Nvidia is aggressively pursuing bigger pieces of the data center pie, which is immediately clear if you look at how it announced the Blackwell B200 parts. Several times during the presentation, Jensen Huang indicated that he doesn't think of individual GPUs anymore – he thinks of the entire NVL72 rack as a GPU. This is a transparent effort to generate additional revenue from its AI offerings, and it influences how customers install their new B200 GPUs.

Previously, the customer was responsible for purchasing and building the appropriate server rack to house the hardware. Now, Nvidia is pushing customers to buy individual racks and even entire SuperPods — all directly from Nvidia. Nvidia claims this will increase GPU performance, and makes sense considering all the interconnections between different GPUs, servers, racks and even SuperPods. But when you're building data centers at scale, a lot of dollar bills also change hands.

Nvidia's smaller customers might be fine with the company's offerings, but Microsoft wasn't. Nvidia VP Andrew Bell reportedly asked Microsoft to purchase a server rack design specifically for its new B200 GPUs with a form factor a few inches different from Microsoft's existing server racks that are actively deployed in its data centers. are used.

Microsoft pushed back on Nvidia's recommendation, revealing that the new server racks would prevent Microsoft from easily switching between Nvidia's AI GPUs and competing offerings such as AMD's MI300X GPUs. Nvidia eventually backed down and allowed Microsoft to design its own custom server racks for its B200 AI GPUs, but this probably isn't the last such disagreement we'll see between the two megacorps.
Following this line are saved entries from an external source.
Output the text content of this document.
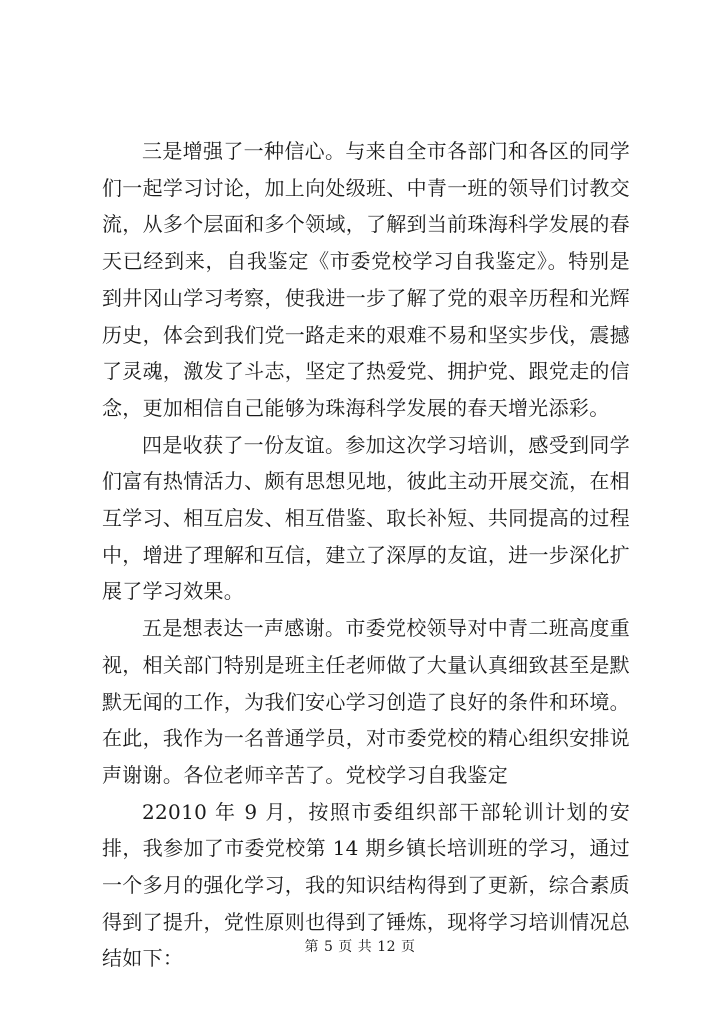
三是增强了一种信心。与来自全市各部门和各区的同学们一起学习讨论，加上向处级班、中青一班的领导们讨教交流，从多个层面和多个领域，了解到当前珠海科学发展的春天已经到来，自我鉴定《市委党校学习自我鉴定》。特别是到井冈山学习考察，使我进一步了解了党的艰辛历程和光辉历史，体会到我们党一路走来的艰难不易和坚实步伐，震撼了灵魂，激发了斗志，坚定了热爱党、拥护党、跟党走的信念，更加相信自己能够为珠海科学发展的春天增光添彩。

四是收获了一份友谊。参加这次学习培训，感受到同学们富有热情活力、颇有思想见地，彼此主动开展交流，在相互学习、相互启发、相互借鉴、取长补短、共同提高的过程中，增进了理解和互信，建立了深厚的友谊，进一步深化扩展了学习效果。

五是想表达一声感谢。市委党校领导对中青二班高度重视，相关部门特别是班主任老师做了大量认真细致甚至是默默无闻的工作，为我们安心学习创造了良好的条件和环境。在此，我作为一名普通学员，对市委党校的精心组织安排说声谢谢。各位老师辛苦了。党校学习自我鉴定

22010 年 9 月，按照市委组织部干部轮训计划的安排，我参加了市委党校第 14 期乡镇长培训班的学习，通过一个多月的强化学习，我的知识结构得到了更新，综合素质得到了提升，党性原则也得到了锤炼，现将学习培训情况总结如下：	第 5 页 共 12 页
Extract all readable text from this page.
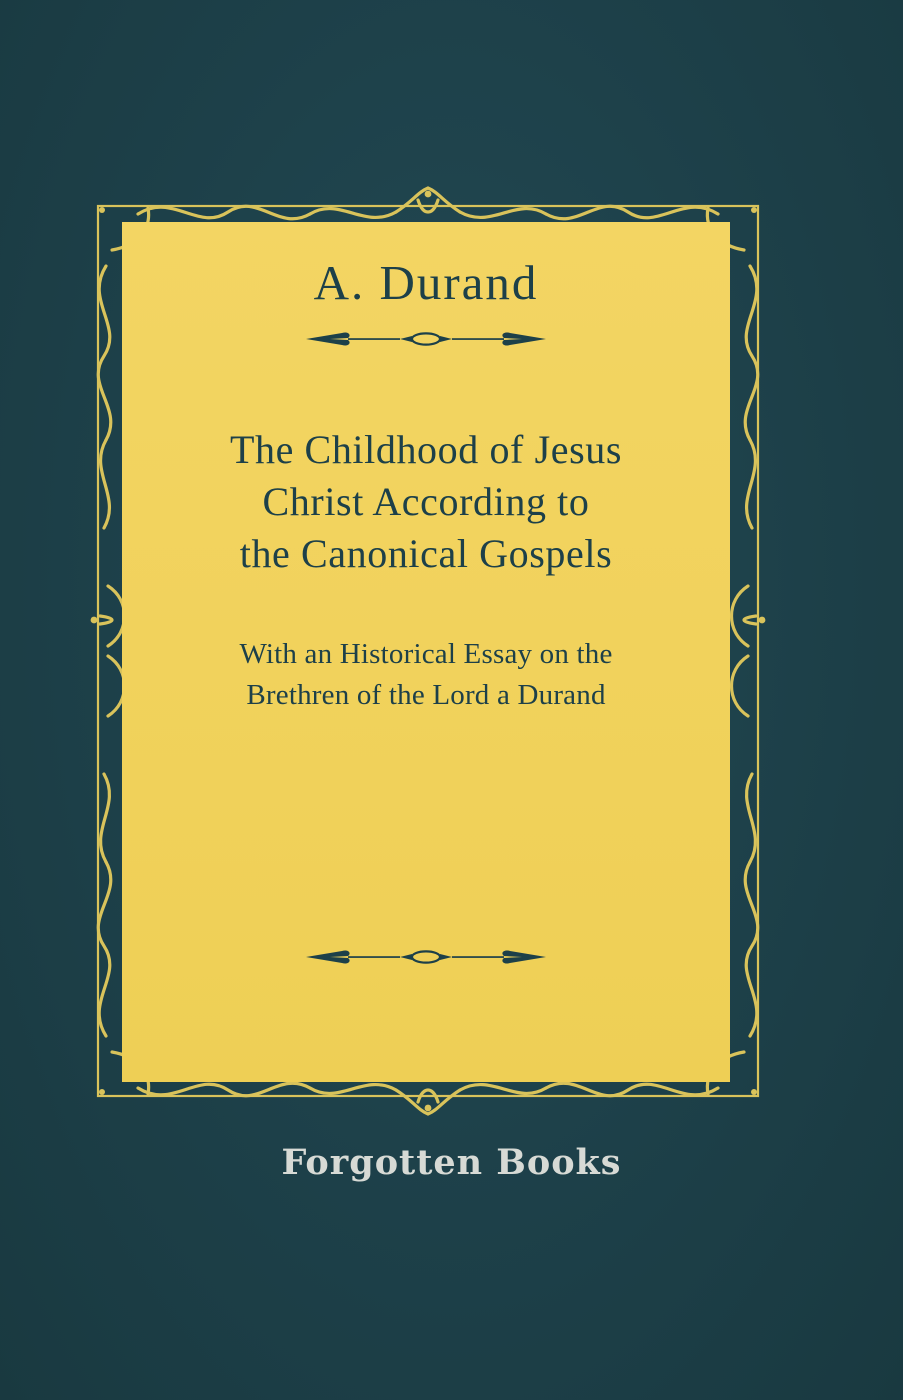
A. Durand
The Childhood of Jesus
Christ According to
the Canonical Gospels
With an Historical Essay on the
Brethren of the Lord a Durand
Forgotten Books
Such controversy is a sign of how big and valuable Nvidia has become in just a year's time. Nvidia became the most valuable company (briefly) earlier this week, and that title is likely to change hands several times in the coming months. Server racks aren't the only area Nvidia wants to control, as the tech giant also controls how much GPU inventory is allocated to each customer to keep up with demand, and it also controls its software and networking systems. AI is using its dominant position in the space to push forward. To maintain its position as the market leader.

Nvidia is benefiting in a big way from the AI ​​boom, which started when ChatGPT exploded in popularity a year and a half ago. Over the same period, Nvidia's AI-focused GPUs have become the GPU manufacturer's most in-demand and top-grossing products, leading to incredible financial success. Stock prices for Nvidia have risen and are currently eight times higher than early 2023, and 2.5 times higher than early 2024.

Nvidia continues to use all that extra revenue to great effect. Its latest AI GPU, the Blackwell B200, will be the world's fastest graphics processing unit for AI workloads. A “single” GB200 Superchip delivers up to 20 petaflops of compute performance (for a wasteful FP8) and is theoretically five times faster than its H200 predecessor. Of course the GB200 is actually two B200 GPUs plus a Grace CPU on a big daughterboard, and the B200 uses two big dies connected together for good measure. The 'regular' B200 GPU, on the other hand, only offers up to 9 petaflops of FP4 (with it), but that's a huge number crunching capability nonetheless. It also provides up to 2.25 petaflops of dense compute for FP16/BF16, used in AI training workloads.

As of June 20, 2024, Nvidia stock closed at $126.57, down slightly from its high of $140.76. We'll have to see what happens once mass deliveries of the Blackwell B200 begin. Meanwhile, Nvidia continues to be at the forefront of AI.